Monday, October 25, 2010

Halloween

Halloween is drawing near. It's never been my favourite holiday. There's something about the tinsel and snow of Christmas that can't be beat by kids in cheaply made costumes who take my candy. I mean, really. Which would you pick? (I ask this, of course, assuming you are not a five-year-old child, in which case the day on which you get to take candy from your neighbours is the best day of the year).
Still, I have a soft spot for the spooky fun of Halloween. Especially because, this year, I will be spending it with friends, having the living s**** scared out of me by various horror movies. I've never been a true horror fanatic, but I can stomach it, and it's fun when you're amongst good company. We have been trying to decide for a while which movies to watch for this get-together, and I have heard many, many summaries of different movies, all of which I apparently "have to see."
Now, I'm sure all the movies I have heard about have their own merit and are worth watching, but all this talking about horror movies has got me thinking about why we love horror so much. Why do we love scaring ourselves senseless? Why do we want to believe that there are truly horrible things - ghosts, werewolves, ax/chainsaw/fishing-hook -murderers - lurking just beyond our range of sight? It's kind of a counter-intuitive thing for a species to want to do, but I've come to the conclusion that horror movies are, in fact, much more comforting than they appear.
We want to believe in the paranormal, the gruesome, the unknown, for the same reason we want to believe in religion. Because if there is not the possibility, however slight, that there IS something hiding from us in the shadowy corners of a remote forest, something we could never even imagine, then what is there? There is just this, just what we know. There are trees all grouped together in a night poorly lit by the moon. There's no excitement in that; there is nothing to believe in. If there are no ghosts (or demons or gods, etc.), then all that happens after we die is that our bodies decompose in the ground and we are slowly, eventually, forgotten. If there are no demons, then there are just people who do bad things, not because they are inherently evil, but because there is something deeply wrong with the way their brains function - something that could happen to any of us, given the right circumstances.

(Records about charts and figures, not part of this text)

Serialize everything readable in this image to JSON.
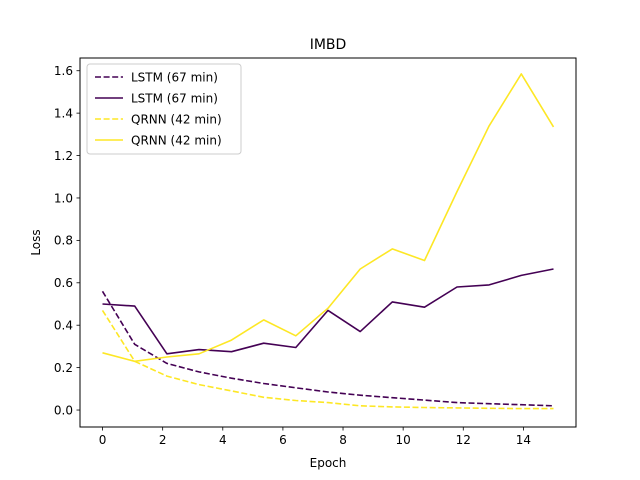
{
  "chart_data": {
    "type": "line",
    "title": "IMBD",
    "xlabel": "Epoch",
    "ylabel": "Loss",
    "xlim": [
      -0.75,
      15.75
    ],
    "ylim": [
      -0.08,
      1.66
    ],
    "xticks": [
      0,
      2,
      4,
      6,
      8,
      10,
      12,
      14
    ],
    "xtick_labels": [
      "0",
      "2",
      "4",
      "6",
      "8",
      "10",
      "12",
      "14"
    ],
    "yticks": [
      0.0,
      0.2,
      0.4,
      0.6,
      0.8,
      1.0,
      1.2,
      1.4,
      1.6
    ],
    "ytick_labels": [
      "0.0",
      "0.2",
      "0.4",
      "0.6",
      "0.8",
      "1.0",
      "1.2",
      "1.4",
      "1.6"
    ],
    "grid": false,
    "legend_position": "top-left",
    "x": [
      0,
      1.07,
      2.14,
      3.21,
      4.29,
      5.36,
      6.43,
      7.5,
      8.57,
      9.64,
      10.71,
      11.79,
      12.86,
      13.93,
      15
    ],
    "series": [
      {
        "name": "LSTM (67 min)",
        "color": "#440154",
        "dash": true,
        "values": [
          0.56,
          0.31,
          0.22,
          0.18,
          0.15,
          0.125,
          0.105,
          0.085,
          0.07,
          0.058,
          0.047,
          0.035,
          0.03,
          0.025,
          0.02
        ]
      },
      {
        "name": "LSTM (67 min)",
        "color": "#440154",
        "dash": false,
        "values": [
          0.5,
          0.49,
          0.265,
          0.285,
          0.275,
          0.315,
          0.295,
          0.47,
          0.37,
          0.51,
          0.485,
          0.58,
          0.59,
          0.635,
          0.665
        ]
      },
      {
        "name": "QRNN (42 min)",
        "color": "#fde725",
        "dash": true,
        "values": [
          0.47,
          0.23,
          0.16,
          0.12,
          0.09,
          0.06,
          0.045,
          0.035,
          0.02,
          0.015,
          0.012,
          0.01,
          0.008,
          0.007,
          0.007
        ]
      },
      {
        "name": "QRNN (42 min)",
        "color": "#fde725",
        "dash": false,
        "values": [
          0.27,
          0.23,
          0.25,
          0.265,
          0.33,
          0.425,
          0.35,
          0.48,
          0.665,
          0.76,
          0.705,
          1.03,
          1.34,
          1.585,
          1.335
        ]
      }
    ]
  }
}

People need to believe that there is something more to life than just what we can see, because what we can see is not movie-worthy, most of the time. It's standing in line at the grocery store and being $.50 off for a cup of coffee after waiting in line for fifteen minutes. It's having to clean up with a pounding headache and noticing obscure stains on the shirt that you JUST PUT ON five minutes ago. Most of the time, our lives are not note-worthy. If something terrible or scary does happen, it's not thrilling. It's sad and awful, and full of the tears of those close to the victims.
And there has to be, just has to be, more than that.